Schwere Gewänder bei hohen Temperaturen
Während langer Begrüßungsparcours in früheren Jahren war zu beobachten, wie Franziskus sich nach unzähligem Händeschütteln den rechten Unterarm mit der Linken hielt. In einer Videobotschaft zuckte einmal seine Rechte wie unkontrolliert zur Seite. Bekanntheit fand eine Szene vom Silvesterabend 2019, als eine Frau in der Menge Franziskus an der Hand packte und heranzerrte. Der Papst verzog das Gesicht schmerzhaft und schlug im Reflex auf den Arm der Besucherin.
Auf solche Empfindlichkeiten kann sich das Protokollamt einstellen. Schwieriger wird es mit zeremoniellen Pflichten, vor allem den Liturgien. Gottesdienste in schweren Gewändern und bei hohen Temperaturen strengen Franziskus sichtlich an. Nicht umsonst benutzten Päpste vergangener Jahrhunderte die Sedia gestatoria, einen Tragesessel - anders hätte mancher Pontifex, teils gichtkrank und übergewichtig, mit einem halben Zentner Brokat am Leib die Feiern kaum würdig überstanden.
Das Papstamt lebt von der Sichtbarkeit
Auch hier sind individuelle Lösungen möglich. In der letzten Phase der Amtszeit von Benedikt XVI. kam ein rollbares Podest für die langen Wege im Petersdom zum Einsatz. Manche Veranstaltungen wie die wöchentlichen Katechesen oder das sonntägliche Mittagsgebet lassen sich unter bequemeren Umständen für den Papst komplett per Video abhalten. Gottesdienste können, wie die Ischias-bedingten Ausfälle zeigen, auch von anderen Bischöfen geleitet werden.

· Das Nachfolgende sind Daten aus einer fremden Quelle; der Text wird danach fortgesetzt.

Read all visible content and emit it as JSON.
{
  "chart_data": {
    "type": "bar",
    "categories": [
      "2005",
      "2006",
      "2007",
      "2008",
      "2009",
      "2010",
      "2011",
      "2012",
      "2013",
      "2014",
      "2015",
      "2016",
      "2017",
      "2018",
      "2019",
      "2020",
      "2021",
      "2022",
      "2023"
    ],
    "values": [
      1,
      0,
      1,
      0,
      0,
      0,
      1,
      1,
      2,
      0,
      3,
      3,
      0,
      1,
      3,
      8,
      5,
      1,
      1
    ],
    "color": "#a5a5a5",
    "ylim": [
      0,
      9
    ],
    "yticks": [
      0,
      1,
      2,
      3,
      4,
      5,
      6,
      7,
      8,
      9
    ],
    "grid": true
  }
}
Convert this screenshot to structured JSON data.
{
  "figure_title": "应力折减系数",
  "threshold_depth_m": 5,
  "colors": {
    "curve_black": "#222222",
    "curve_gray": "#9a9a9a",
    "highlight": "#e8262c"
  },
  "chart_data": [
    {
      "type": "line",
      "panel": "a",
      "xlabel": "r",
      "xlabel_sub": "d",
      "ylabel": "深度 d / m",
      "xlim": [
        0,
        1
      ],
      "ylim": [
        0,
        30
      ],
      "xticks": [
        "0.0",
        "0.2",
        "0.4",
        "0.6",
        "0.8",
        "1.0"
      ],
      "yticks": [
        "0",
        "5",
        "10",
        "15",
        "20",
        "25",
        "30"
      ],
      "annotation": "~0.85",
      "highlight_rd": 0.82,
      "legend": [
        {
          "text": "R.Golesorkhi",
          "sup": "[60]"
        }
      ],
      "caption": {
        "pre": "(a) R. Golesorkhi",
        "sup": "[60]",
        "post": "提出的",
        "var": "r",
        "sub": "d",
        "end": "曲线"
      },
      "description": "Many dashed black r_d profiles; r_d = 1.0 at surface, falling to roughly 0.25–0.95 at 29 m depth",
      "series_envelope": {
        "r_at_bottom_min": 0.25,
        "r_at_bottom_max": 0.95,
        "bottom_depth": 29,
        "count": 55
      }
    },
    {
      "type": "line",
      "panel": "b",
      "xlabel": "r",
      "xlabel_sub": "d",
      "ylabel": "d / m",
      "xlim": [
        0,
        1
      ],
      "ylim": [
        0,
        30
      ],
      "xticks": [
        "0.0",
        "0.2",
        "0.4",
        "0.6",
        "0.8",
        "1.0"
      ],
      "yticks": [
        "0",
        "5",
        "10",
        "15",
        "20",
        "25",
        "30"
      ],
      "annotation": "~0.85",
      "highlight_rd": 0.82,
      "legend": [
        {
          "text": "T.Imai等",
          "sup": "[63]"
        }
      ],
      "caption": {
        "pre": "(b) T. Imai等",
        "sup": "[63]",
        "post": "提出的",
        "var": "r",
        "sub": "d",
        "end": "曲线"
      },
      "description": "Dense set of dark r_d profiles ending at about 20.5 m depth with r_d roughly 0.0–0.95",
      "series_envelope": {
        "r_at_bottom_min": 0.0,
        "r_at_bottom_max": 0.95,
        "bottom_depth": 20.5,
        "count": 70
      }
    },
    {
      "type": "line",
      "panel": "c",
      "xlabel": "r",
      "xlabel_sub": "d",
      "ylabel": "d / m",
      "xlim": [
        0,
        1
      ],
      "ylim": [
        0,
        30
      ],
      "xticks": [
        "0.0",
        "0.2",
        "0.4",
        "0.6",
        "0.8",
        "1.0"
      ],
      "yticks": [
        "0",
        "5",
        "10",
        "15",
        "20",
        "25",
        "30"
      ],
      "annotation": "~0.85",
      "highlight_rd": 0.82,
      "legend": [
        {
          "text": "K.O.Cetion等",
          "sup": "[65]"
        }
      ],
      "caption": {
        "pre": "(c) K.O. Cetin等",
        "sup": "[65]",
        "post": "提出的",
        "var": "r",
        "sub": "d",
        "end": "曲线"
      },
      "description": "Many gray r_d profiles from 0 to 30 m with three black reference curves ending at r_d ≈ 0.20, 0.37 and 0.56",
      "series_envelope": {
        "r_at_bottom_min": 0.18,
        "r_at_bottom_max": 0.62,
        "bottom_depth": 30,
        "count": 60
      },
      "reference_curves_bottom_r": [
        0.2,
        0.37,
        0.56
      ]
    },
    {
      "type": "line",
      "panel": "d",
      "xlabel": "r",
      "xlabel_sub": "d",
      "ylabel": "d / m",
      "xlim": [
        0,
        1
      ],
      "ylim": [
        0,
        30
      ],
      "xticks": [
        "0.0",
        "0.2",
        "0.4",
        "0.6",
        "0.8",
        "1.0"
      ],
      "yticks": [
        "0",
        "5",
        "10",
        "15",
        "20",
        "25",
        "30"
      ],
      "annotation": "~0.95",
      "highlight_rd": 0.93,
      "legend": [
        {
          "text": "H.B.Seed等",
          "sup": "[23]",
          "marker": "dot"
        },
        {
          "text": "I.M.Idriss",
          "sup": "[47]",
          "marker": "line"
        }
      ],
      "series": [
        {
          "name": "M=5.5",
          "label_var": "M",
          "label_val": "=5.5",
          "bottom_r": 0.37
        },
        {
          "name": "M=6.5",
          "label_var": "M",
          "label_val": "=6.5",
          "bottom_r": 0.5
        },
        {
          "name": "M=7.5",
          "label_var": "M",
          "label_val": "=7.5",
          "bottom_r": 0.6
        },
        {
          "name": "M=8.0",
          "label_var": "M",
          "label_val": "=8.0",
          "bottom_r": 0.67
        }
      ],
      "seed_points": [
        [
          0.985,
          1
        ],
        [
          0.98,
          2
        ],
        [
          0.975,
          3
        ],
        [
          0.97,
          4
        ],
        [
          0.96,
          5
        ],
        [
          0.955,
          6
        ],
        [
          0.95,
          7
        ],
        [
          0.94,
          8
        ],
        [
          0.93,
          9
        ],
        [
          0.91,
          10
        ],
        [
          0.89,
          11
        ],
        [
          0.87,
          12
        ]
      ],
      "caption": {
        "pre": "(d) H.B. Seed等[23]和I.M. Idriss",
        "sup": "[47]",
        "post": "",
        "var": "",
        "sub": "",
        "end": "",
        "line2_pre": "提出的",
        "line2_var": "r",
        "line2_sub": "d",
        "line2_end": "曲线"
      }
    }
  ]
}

Dennoch lebt das Papstamt von der Sichtbarkeit. Das ist ein Grund, weshalb Franziskus Anfang März eine Reise in den Irak plant, die erste Auslandsvisite seit anderthalb Jahren. Es wird ein dichtes Programm über vier Tage mit langen Flügen, einer anderen Zeit- und Klimazone, vielen Ortswechseln und wenig Privatheit - kein Spaziergang für einen betagten Mann.
Eigene Schwächen und Grenzen anerkennen
Als Jesuit ist Franziskus in Achtsamkeit sich selbst gegenüber geschult. Immer wieder predigt er, wie notwendig und heilsam es sei, eigene Schwächen und Grenzen anzuerkennen. Er selbst kehrt bescheiden oder heroisch seine Befindlichkeit unter den Teppich des Privaten.
Aber auch ihm ist sicher bewusst, dass die Leitung der Weltkirche neben geistiger Klarheit auch ein Maß an körperlicher Robustheit verlangt. Im Februar 2013 erklärte Benedikt XVI. vor den Kardinälen, dass seine Kräfte „infolge des vorgerückten Alters nicht mehr geeignet sind, um in angemessener Weise den Petrusdienst auszuüben“. Der böse Ischias rührte sich bei Franziskus einen Tag nachdem er die Amtsdauer seines Vorgängers überholt hatte.